Latin America, an alarming panorama aggravated by the pandemic
According to statistics shared by the ILO in a joint effort with UNICEF, It is estimated that there are 8.2 million children between the ages of five and 17 working in Latin America, and 5.5 million of them perform high-risk jobs. It is the third region in the world with the most children working, below Africa and Asia Pacific.
“The pandemic has greatly affected families. In 2021 there was a significant increase in boys and girls who went to work,” said Nelly Claux, director of the impact quality area of ’Save the Children’ Peru, for the EFE news agency. .
Peru and Mexico These are the Latin American countries where this problem abounds the most. In the Andean country, the legislation allows minors to work from the age of 14, however, Claux points out that it is very “frequent to find minors working in illegal mining or girls who from an early age do domestic work in third-party homes, where many sometimes they are exploited”.
In the Mexican case, the 2022 National Child Labor Survey yielded that approximately 3.3 million boys and girls between the ages of five and 17 are workingof which 31.6% work in agricultural activities, 24.5% in mining and construction, and 14% in the sale of services and commerce.
Despite the fact that the Mexican Federal Labor Law prohibits those under 15 years of age from working, the Economic Commission for Latin America and the Caribbean (CEPAL) placed the Aztec country as the nation with the second highest prevalence of child labor, only below Peru.

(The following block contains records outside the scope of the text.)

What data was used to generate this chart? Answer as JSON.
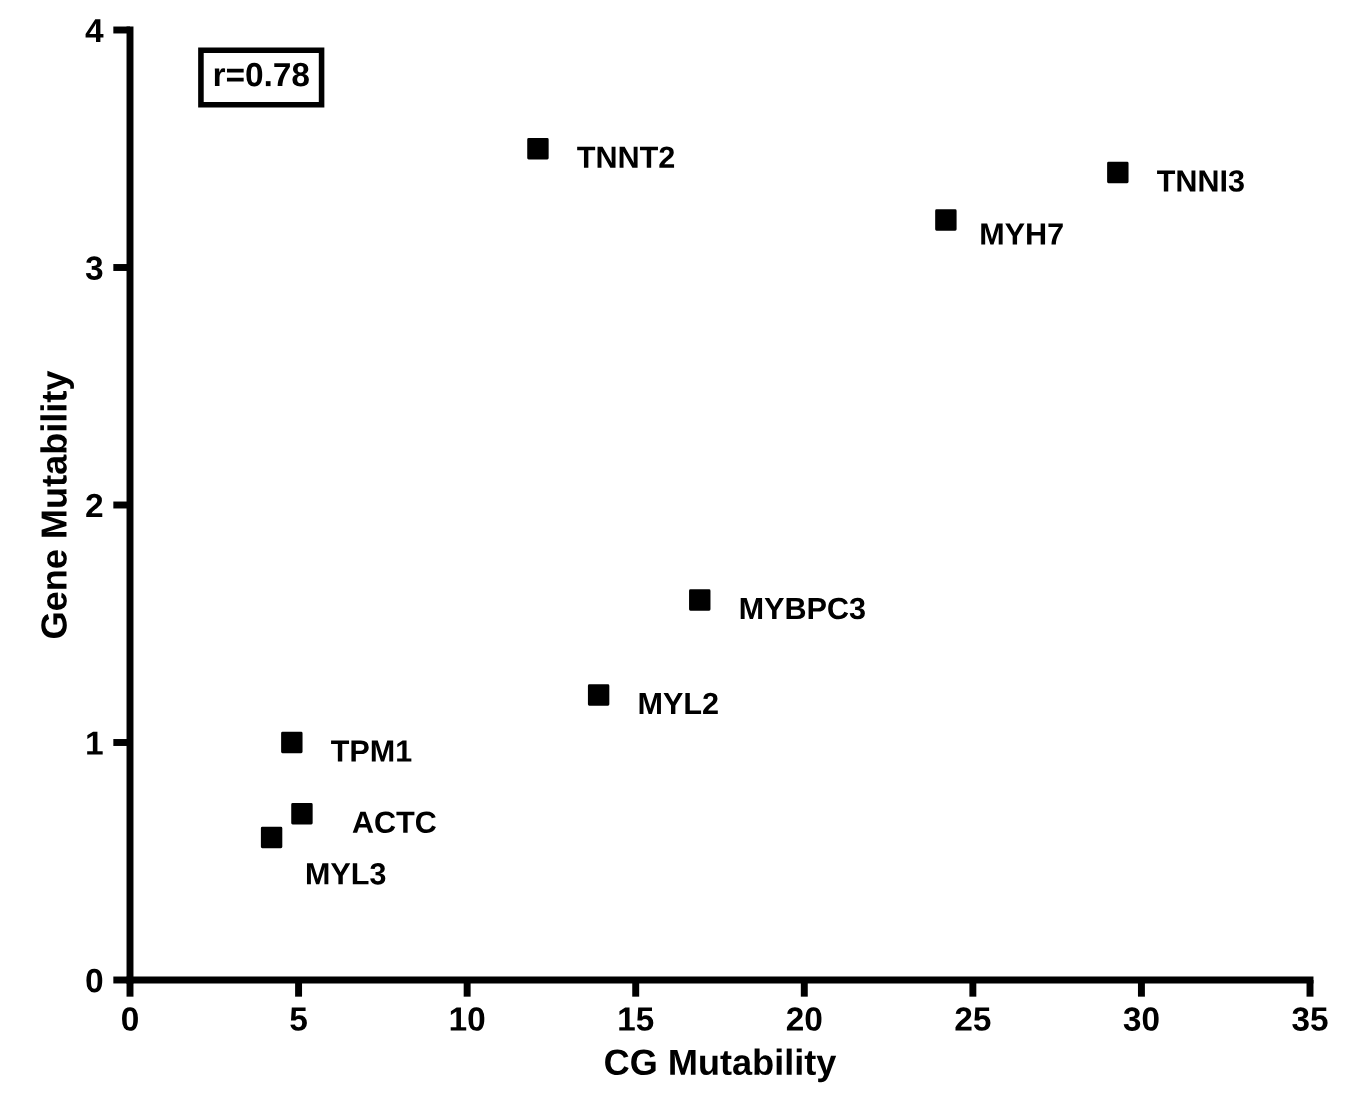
{
  "chart_data": {
    "type": "scatter",
    "xlabel": "CG Mutability",
    "ylabel": "Gene Mutability",
    "x": [
      12.1,
      24.2,
      29.3,
      16.9,
      13.9,
      4.8,
      5.1,
      4.2
    ],
    "values": [
      3.5,
      3.2,
      3.4,
      1.6,
      1.2,
      1.0,
      0.7,
      0.6
    ],
    "color": "#000000",
    "marker": "square",
    "annotations": [
      {
        "text": "TNNT2",
        "x": 12.1,
        "y": 3.5
      },
      {
        "text": "MYH7",
        "x": 24.2,
        "y": 3.2
      },
      {
        "text": "TNNI3",
        "x": 29.3,
        "y": 3.4
      },
      {
        "text": "MYBPC3",
        "x": 16.9,
        "y": 1.6
      },
      {
        "text": "MYL2",
        "x": 13.9,
        "y": 1.2
      },
      {
        "text": "TPM1",
        "x": 4.8,
        "y": 1.0
      },
      {
        "text": "ACTC",
        "x": 5.1,
        "y": 0.7
      },
      {
        "text": "MYL3",
        "x": 4.2,
        "y": 0.6
      },
      "r=0.78"
    ],
    "xlim": [
      0,
      35
    ],
    "xticks": [
      0,
      5,
      10,
      15,
      20,
      25,
      30,
      35
    ],
    "ylim": [
      0,
      4
    ],
    "yticks": [
      0,
      1,
      2,
      3,
      4
    ],
    "grid": false,
    "legend": false
  }
}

Africa, first in child labor
This Monday, the United Nations issued a statement in relation to child labor, where the situation is broken down by geographical region: Africa tops the list with 72 million children workingone fifth of the total percentage of children who are victims of child labor in the world.
An ILO report published in 2016 indicated what of the minors working on the continent, 31.5 million were doing “high risk” jobs. In other words, they performed agricultural work and those related to the mining industry, where children experience inhumane working conditions and, many times, are not paid.
The African region is also among those most affected by situations of fragility and crisis of the State, which, in turn, increase the risk of child labor, indicates the Global Estimates on Child Labor report published by the ILO.
European Union: “A sustainable and equitable future cannot be achieved without eradicating child labour”
In a thematic communiqué for the World Day against Child Labour, the European Commission and the High Representative of the European Union for Foreign Affairs, Josep Borrell, stated that child labor is one of the pending tasks facing the international community, and that there is a duty to address it as soon as possible.
“The fight against child labor requires a comprehensive and effective approach to address the root causes of this phenomenon,” Borrell stressed in the joint statement with the European body. The text points to poverty and lack of access to education as the main causes.
In addition, the representatives of the European community stressed that it is necessary to create the conditions for “quality education, medical care and a dignified life” for children, and that, without the above, “a sustainable future cannot be achieved and equitable.”
The fight against child labor is at the center of the agenda for the European Union and the United Nations. However, there is a long way to go for low- and middle-income States to have the capacities to create ideal conditions to combat the phenomenon and for high-income countries to have the willingness to cooperate to solve the problem.